Ich fragte Thorpe, was er normalerweise mit NBA-Spielern mache, die an der Linie kämpften, und suchte seine Hilfe. Er beschrieb mehrere Übungen: Eine sollte sicherstellen, dass die Füße richtig positioniert sind, um den Ball mit der Mitte der Felge auszurichten; eine, die zum Auslösen des Muskelgedächtnisses verwendet wird, wie es Golfer tun, indem sie Phantomschwung nehmen; eine, bei der absichtlich über den Korb hinausgeschossen wird. Er sagte auch, dass er Simmons umarmen würde. Das Erreichen der Freiwurflinie ist ein wesentliches Instrument, um Basketballspiele zu gewinnen, und Simmons muss bereit sein, dorthin zu gelangen, auch wenn er, sagte Thorpe, jeden Freiwurf verpasst. (“Natürlich Du wollen um sie zu machen“, fügte er hinzu.) Spielern sind nur sechs Fouls erlaubt, und das gegnerische Team sollte versuchen, sie zu remis. „In der NBA“, sagte Thorpe, „will niemand ein Foulspiel.“ Nachdem ein Team fünf Fouls in einem Viertel begangen hat, bringt jedes weitere Foul Freiwürfe, egal wo auf dem Platz sie passieren – ein weiterer entscheidender Vorteil für das Foul-drawing-Team.
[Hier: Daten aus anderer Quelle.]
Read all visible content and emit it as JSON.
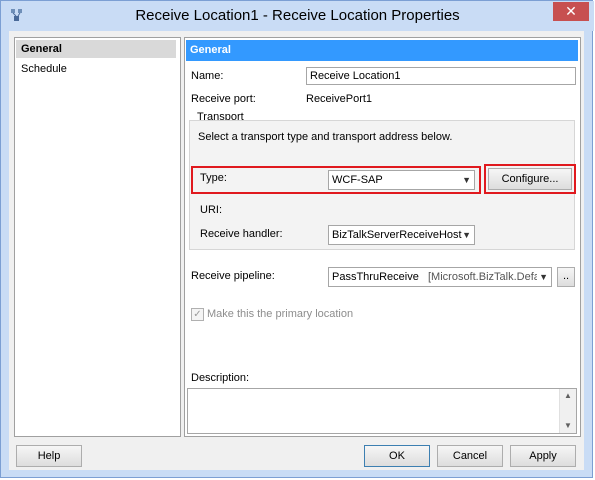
{
  "window": {
    "title": "Receive Location1 - Receive Location Properties",
    "close_glyph": "✕"
  },
  "nav": {
    "items": [
      {
        "label": "General",
        "selected": true
      },
      {
        "label": "Schedule",
        "selected": false
      }
    ]
  },
  "general": {
    "header": "General",
    "name_label": "Name:",
    "name_value": "Receive Location1",
    "port_label": "Receive port:",
    "port_value": "ReceivePort1",
    "transport": {
      "group_label": "Transport",
      "hint": "Select a transport type and transport address below.",
      "type_label": "Type:",
      "type_value": "WCF-SAP",
      "configure_label": "Configure...",
      "uri_label": "URI:",
      "handler_label": "Receive handler:",
      "handler_value": "BizTalkServerReceiveHost"
    },
    "pipeline_label": "Receive pipeline:",
    "pipeline_value": "PassThruReceive",
    "pipeline_assembly": "[Microsoft.BizTalk.Defau",
    "pipeline_browse": "..",
    "primary_label": "Make this the primary location",
    "primary_checked": true,
    "description_label": "Description:",
    "description_value": ""
  },
  "footer": {
    "help": "Help",
    "ok": "OK",
    "cancel": "Cancel",
    "apply": "Apply"
  },
  "colors": {
    "header_bg": "#3399ff",
    "highlight_border": "#e0191e",
    "close_bg": "#c75050"
  }
}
Es gibt großartige Spieler – Shaquille O’Neal, Tim Duncan, Wilt Chamberlain – die furchtbar von der Foullinie schossen und ihre Teams dennoch zu Titeln führten. Simmons, sagte Thorpe, wird sich „mit dem Vermissen anfreunden müssen“.

Das kann schwer sein. “Ben liebt es, effizient zu sein”, sagte Simmons’ Bruder letztes Jahr gegenüber Jackie MacMullan von ESPN. „Er will den richtigen Zug machen – nicht den falschen Zug – und manchmal ist das ein Hindernis. Sie müssen mit Dingen experimentieren, und manchmal können Sie scheitern. Das Akzeptieren des Scheiterns ist etwas, mit dem Ben sich wohlfühlen muss. Das wird durch schwere Zeiten kommen, Erfahrungen des Verlierens.“ Aber bisher scheint die Erfahrung des Verlierens den gegenteiligen Effekt zu haben: Er scheint das Scheitern eher zu scheuen, als dessen pädagogisches Potenzial zu nutzen. Der neueste Bericht besagt, dass Simmons’ Entscheidung, Philadelphia zu verlassen, von der Überzeugung ausgelöst wurde, dass er mit Embiid nicht erfolgreich sein kann und dass er ein Team braucht, das auf seinen Stärken basiert. (Embiid schniefte als Antwort: „Unsere Teams wurden immer nach seinen Bedürfnissen aufgebaut.“) Aber wo auch immer Simmons landet, wird er die Erfahrung machen müssen, an die Freiwurflinie zu gehen, wo er nur schon mal alleine gewesen.